- O ministro Alexandre de Moraes, do Supremo Tribunal Federal, acolheu recurso do Ministério Público de São Paulo e revogou a prisão domiciliar de uma mulher com filhos menores de 12 anos acusada de tráfico de drogas.
- A ré havia sido presa preventivamente por tráfico de drogas e associação para o tráfico, e, após recurso, o Superior Tribunal de Justiça converteu a prisão preventiva em prisão domiciliar com monitoração eletrônica, com base em regra do Código de Processo Penal para mães com filho até 12 anos.
- Moraes explicou que essa regra não autoriza concessão automática de prisão domiciliar a gestantes ou mães; é preciso avaliação específica do caso pelo juiz.

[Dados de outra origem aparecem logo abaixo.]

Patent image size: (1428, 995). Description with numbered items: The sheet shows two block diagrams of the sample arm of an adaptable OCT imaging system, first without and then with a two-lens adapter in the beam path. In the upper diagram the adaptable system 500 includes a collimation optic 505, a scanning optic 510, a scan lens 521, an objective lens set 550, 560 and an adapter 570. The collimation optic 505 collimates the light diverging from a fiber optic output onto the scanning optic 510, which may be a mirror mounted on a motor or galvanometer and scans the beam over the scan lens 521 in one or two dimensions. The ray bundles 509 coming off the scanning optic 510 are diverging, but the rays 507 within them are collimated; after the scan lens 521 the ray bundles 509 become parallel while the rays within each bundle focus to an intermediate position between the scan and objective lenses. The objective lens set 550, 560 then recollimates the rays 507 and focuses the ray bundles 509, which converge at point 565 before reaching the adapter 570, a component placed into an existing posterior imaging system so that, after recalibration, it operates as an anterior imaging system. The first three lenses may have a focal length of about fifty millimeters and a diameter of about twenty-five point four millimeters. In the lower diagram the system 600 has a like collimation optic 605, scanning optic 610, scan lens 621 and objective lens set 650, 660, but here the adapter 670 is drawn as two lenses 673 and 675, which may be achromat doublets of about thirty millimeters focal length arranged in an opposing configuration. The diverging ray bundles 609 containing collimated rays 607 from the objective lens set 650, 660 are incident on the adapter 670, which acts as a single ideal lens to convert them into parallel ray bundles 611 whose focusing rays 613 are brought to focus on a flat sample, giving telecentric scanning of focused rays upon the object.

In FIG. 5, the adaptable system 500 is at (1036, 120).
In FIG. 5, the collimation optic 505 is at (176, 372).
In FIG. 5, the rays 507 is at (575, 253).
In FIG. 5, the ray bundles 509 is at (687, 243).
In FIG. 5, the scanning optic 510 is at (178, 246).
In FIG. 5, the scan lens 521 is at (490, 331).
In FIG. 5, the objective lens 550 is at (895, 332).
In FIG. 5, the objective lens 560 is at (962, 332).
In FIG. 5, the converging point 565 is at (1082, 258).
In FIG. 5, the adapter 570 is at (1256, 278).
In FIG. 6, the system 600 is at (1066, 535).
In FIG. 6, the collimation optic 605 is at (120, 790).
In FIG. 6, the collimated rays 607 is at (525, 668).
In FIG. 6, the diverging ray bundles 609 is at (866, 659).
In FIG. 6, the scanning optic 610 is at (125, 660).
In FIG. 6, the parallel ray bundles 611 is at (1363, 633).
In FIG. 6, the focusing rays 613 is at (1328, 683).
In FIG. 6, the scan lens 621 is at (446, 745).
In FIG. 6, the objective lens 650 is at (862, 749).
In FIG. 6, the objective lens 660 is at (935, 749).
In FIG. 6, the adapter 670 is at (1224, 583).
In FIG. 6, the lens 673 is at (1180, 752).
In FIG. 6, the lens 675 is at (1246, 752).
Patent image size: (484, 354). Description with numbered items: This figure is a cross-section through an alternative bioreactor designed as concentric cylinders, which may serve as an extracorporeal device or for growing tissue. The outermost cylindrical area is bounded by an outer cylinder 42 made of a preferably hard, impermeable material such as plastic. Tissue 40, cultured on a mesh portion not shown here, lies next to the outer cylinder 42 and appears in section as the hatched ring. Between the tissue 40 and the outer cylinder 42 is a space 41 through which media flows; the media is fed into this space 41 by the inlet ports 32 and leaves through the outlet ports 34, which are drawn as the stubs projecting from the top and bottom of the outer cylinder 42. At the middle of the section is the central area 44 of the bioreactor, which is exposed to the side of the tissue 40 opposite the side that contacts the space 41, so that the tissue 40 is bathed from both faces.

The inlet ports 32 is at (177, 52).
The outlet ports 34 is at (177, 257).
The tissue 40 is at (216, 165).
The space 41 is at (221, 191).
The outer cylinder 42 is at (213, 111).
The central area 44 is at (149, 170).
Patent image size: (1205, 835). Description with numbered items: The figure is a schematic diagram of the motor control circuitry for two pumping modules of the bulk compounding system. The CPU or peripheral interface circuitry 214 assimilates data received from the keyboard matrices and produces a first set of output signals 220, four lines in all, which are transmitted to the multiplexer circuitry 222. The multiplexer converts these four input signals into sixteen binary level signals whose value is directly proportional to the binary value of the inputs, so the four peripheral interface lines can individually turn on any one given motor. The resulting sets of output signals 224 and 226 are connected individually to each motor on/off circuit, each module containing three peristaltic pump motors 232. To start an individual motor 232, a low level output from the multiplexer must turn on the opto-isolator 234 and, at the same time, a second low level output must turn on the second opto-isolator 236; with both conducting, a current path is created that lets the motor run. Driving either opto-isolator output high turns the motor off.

- O ministro levou em conta reincidência e a presença de 1,2 kg de maconha no local onde as crianças convivem, apontando que isso justifica o afastamento da prisão domiciliar.
- A gravidade da conduta, a exposição das crianças ao ambiente do tráfico e o risco de reiteração criminosa sustentam a manutenção da prisão preventiva para resguardar a ordem pública.
O ministro Alexandre de Moraes, do Supremo Tribunal Federal, revogou a prisão domiciliar de uma mulher com filhos menores de 12 anos acusada de tráfico de drogas. A decisão acolhe recurso do Ministério Público do Estado de São Paulo (MP-SP).
A mulher permanecia presa preventivamente pelos crimes de tráfico de drogas e associação para o tráfico. A defesa havia conseguido, no STJ, a troca da preventiva pela domiciliar com monitoração eletrônica, com base em regra do CPP que autoriza a concessão para mães com filho até 12 anos.
Ao analisar o caso, Moraes destacou que a norma não autoriza liberalmente a prisão domiciliar para gestantes ou mães, cabendo ao juiz avaliar a conveniência conforme as circunstâncias. O ministro reiterou a necessidade de equilíbrio entre proteção da família e segurança pública.
No mérito, o relator manteve a decisão de afastar a domiciliar, apontando reincidência e a quantidade apreendida de droga: 1,2 kg de maconha, encontrados no local onde as crianças convivem com a mãe. Agravou que o ambiente de tráfico expõe os filhos a riscos e reforça o risco de reiteração criminosa.
A gravidade concreta da conduta, segundo Moraes, justifica a prisão preventiva para resguardar a ordem pública. A decisão considera também que a análise deve permanecer com o TJ-SP, instância responsável pela avaliação de fatos e provas constantes dos autos.